Funded by UNDEFEATED in honor of Chicago Blackhawks and Darlene Shaw
The experimental therapeutic PAC-1, when combined with FDA-approved drugs for metastatic breast cancer, has been found to give a highly synergistic effect on the killing of the breast cancer cells. Given that PAC-1 is already being evaluated in a Phase 1 trial in cancer patients (NCT02355535), these results suggest future combination trials for the treatment of metastatic breast cancer patients.

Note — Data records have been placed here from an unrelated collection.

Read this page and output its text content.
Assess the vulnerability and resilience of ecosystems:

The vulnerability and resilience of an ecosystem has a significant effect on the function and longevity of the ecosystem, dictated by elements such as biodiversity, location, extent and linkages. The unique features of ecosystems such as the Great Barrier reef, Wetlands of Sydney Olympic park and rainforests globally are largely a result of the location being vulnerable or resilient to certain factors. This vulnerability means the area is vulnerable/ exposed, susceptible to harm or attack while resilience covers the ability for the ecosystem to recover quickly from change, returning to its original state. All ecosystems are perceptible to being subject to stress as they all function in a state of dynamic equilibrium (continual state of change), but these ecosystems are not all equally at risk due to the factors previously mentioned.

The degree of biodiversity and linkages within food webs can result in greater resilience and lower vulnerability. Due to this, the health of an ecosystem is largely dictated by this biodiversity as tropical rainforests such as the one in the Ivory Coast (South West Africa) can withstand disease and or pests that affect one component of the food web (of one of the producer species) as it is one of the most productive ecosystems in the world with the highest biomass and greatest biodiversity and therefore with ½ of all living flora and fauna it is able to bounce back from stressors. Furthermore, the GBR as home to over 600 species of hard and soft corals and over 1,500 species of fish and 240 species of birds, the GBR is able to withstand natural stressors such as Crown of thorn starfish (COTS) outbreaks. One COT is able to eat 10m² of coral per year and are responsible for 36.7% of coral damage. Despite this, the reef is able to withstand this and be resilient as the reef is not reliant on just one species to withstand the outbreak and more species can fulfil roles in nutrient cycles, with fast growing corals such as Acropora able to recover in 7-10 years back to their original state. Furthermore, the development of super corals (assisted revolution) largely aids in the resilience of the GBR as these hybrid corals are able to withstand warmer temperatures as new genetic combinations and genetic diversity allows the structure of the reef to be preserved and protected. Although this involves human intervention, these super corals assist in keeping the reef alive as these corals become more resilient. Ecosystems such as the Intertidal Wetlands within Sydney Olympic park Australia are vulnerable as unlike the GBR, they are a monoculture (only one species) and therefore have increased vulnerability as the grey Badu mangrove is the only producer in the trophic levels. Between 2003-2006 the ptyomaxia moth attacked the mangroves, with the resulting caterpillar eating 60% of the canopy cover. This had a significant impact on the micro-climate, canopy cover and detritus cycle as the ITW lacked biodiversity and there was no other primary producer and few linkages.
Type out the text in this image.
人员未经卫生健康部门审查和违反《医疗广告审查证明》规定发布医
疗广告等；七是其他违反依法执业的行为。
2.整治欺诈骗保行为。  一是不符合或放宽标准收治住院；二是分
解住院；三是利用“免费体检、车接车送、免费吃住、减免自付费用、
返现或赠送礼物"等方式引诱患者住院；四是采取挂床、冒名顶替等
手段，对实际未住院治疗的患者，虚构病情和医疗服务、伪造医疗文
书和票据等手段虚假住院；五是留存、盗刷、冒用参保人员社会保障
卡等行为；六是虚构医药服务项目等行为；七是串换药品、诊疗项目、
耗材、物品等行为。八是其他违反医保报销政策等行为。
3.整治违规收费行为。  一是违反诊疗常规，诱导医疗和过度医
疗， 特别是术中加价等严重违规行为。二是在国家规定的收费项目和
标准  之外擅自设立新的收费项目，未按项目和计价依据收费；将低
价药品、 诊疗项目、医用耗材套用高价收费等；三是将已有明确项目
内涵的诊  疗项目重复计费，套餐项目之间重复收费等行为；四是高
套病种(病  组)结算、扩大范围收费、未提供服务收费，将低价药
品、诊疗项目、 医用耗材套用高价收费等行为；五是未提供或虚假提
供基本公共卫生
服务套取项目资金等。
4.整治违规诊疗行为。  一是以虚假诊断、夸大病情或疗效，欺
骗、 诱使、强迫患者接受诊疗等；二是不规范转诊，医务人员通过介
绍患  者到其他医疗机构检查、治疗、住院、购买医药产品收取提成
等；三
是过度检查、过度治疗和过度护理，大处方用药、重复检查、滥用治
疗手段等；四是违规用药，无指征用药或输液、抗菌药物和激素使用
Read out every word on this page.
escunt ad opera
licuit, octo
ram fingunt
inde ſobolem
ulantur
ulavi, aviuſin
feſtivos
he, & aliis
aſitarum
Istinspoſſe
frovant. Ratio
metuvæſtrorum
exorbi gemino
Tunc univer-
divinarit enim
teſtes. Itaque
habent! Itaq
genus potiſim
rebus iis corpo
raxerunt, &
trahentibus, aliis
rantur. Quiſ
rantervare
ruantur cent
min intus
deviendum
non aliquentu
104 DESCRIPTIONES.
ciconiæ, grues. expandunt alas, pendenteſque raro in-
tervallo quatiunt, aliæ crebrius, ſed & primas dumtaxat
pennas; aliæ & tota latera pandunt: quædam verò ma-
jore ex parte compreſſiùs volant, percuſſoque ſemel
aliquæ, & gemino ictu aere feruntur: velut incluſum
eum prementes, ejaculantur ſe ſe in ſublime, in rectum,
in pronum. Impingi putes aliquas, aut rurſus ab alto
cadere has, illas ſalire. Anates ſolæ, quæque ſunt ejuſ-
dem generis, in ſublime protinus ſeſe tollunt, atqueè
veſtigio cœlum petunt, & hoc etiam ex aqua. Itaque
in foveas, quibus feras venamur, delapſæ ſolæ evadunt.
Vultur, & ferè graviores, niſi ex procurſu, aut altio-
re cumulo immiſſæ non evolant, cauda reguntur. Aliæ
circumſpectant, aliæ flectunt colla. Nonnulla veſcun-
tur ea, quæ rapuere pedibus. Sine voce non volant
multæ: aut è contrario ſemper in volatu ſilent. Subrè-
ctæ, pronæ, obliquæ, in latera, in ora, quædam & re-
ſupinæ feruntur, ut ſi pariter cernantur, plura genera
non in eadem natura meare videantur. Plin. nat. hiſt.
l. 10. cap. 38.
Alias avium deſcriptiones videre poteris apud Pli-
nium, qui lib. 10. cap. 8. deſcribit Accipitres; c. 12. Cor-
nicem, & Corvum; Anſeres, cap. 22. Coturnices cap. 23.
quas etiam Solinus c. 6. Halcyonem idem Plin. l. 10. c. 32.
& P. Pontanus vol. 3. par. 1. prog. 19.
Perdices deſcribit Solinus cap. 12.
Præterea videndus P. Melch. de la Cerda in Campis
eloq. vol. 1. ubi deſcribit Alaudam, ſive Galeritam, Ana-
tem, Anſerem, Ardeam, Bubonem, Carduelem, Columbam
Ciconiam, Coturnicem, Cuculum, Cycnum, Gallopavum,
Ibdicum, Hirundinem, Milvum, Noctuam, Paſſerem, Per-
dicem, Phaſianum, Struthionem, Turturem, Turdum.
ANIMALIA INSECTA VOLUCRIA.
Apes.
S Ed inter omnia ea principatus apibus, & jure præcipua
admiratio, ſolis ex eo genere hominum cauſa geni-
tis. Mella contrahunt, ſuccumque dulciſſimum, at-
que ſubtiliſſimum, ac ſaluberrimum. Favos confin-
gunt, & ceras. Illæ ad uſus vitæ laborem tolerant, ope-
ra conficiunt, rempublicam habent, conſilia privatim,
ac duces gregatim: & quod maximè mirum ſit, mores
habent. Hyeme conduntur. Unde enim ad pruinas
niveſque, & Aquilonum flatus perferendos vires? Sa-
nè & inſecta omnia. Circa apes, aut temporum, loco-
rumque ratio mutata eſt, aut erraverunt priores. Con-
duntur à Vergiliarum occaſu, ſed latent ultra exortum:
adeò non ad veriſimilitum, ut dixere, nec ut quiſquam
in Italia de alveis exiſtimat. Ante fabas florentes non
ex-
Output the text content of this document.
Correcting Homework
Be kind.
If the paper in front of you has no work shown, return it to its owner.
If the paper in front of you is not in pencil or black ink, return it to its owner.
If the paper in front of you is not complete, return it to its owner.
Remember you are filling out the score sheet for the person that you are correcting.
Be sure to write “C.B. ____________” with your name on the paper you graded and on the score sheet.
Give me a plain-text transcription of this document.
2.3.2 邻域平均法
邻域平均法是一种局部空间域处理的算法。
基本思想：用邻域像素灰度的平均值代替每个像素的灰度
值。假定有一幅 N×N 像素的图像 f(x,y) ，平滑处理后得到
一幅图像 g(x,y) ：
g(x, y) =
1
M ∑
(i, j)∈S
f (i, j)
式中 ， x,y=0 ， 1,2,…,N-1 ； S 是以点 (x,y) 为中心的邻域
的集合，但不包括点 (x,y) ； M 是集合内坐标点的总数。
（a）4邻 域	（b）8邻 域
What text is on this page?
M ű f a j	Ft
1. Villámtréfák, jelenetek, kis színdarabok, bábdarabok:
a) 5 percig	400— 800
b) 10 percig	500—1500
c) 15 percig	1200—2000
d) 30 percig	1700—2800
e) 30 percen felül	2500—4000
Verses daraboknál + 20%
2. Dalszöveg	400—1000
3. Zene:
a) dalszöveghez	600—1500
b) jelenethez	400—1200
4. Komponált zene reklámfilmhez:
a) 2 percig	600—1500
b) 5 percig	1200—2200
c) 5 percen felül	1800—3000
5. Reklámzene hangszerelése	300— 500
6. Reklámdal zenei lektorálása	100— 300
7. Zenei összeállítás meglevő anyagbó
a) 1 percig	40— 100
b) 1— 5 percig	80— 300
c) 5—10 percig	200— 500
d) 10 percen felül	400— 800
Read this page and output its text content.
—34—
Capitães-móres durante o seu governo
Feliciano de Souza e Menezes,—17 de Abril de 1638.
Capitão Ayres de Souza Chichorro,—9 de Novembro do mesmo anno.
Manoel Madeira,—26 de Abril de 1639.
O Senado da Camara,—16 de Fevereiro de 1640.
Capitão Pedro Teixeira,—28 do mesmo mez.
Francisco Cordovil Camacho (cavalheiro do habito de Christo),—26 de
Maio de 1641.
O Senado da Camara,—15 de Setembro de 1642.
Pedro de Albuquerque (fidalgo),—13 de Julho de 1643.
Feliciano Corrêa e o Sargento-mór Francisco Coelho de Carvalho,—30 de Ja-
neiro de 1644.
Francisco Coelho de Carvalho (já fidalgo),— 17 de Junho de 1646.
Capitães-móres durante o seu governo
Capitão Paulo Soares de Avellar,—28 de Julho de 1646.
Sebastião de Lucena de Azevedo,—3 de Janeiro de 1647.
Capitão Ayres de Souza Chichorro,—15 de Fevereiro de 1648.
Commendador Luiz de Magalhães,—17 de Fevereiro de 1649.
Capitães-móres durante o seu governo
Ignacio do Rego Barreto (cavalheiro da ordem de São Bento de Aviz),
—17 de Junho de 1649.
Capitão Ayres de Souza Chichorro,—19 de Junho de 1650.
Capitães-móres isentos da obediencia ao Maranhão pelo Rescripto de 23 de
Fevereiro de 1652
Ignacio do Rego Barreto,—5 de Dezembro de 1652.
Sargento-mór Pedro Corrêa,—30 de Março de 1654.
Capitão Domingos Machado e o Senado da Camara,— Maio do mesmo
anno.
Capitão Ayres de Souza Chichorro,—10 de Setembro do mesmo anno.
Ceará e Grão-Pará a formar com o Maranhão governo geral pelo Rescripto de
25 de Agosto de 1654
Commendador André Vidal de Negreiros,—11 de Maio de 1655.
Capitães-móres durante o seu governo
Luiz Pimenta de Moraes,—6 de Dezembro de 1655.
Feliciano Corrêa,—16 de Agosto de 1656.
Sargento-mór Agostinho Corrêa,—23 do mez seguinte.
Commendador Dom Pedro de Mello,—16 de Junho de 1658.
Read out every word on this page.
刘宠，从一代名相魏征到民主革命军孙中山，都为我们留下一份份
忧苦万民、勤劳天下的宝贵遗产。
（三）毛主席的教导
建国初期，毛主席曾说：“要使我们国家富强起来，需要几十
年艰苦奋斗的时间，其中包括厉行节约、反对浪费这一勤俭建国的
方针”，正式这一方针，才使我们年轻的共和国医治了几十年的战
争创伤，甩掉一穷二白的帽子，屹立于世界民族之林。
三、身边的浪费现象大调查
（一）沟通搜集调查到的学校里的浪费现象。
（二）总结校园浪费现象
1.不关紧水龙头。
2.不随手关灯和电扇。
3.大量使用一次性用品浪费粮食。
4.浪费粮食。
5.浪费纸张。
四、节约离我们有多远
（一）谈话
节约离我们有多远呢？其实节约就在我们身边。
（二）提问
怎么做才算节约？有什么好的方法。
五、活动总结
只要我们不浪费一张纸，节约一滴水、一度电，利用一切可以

In recent years, doctors and scientists have recognized that a person’s genetic make-up helps determine their risk for developing particular bone marrow derived cancers. The bone marrow produces all of our blood cells, and the white blood cells that fight infection can be broken down roughly into two classes, myeloid cells and lymphoid cells. Between these two main groups, the DNA changes that confer risk for developing cancers are best defined for myeloid blood cancers, whereas DNA changes associated with lymphoid blood cancers largely remain to be discovered. Drs. Godley, Leavitt, and Wiemels have formed an interdisciplinary team to fill this void. Drs. Godley and Leavitt are hematologists who work directly with patients and families with clustering of lymphoid cancers, and Dr. Wiemels is an epidemiologist who works with large population-based data sets and blood samples to understand factors that put groups of people at risk for disease. Collectively, their work has shown that Hispanic patients are particularly susceptible to developing lymphoid cancers and are more likely to suffer poor outcomes. Drs. Godley and Leavitt have already identified variants in several genes that appear to confer particular risk for developing lymphoid cancers, and these provide a starting point for the proposed studies. The team will be focused in Chicago and California, areas with large Hispanic populations, with the ultimate goal of using genetic risk factors to optimize therapy for patients and to develop preventive strategies to avoid cancer development in high-risk individuals.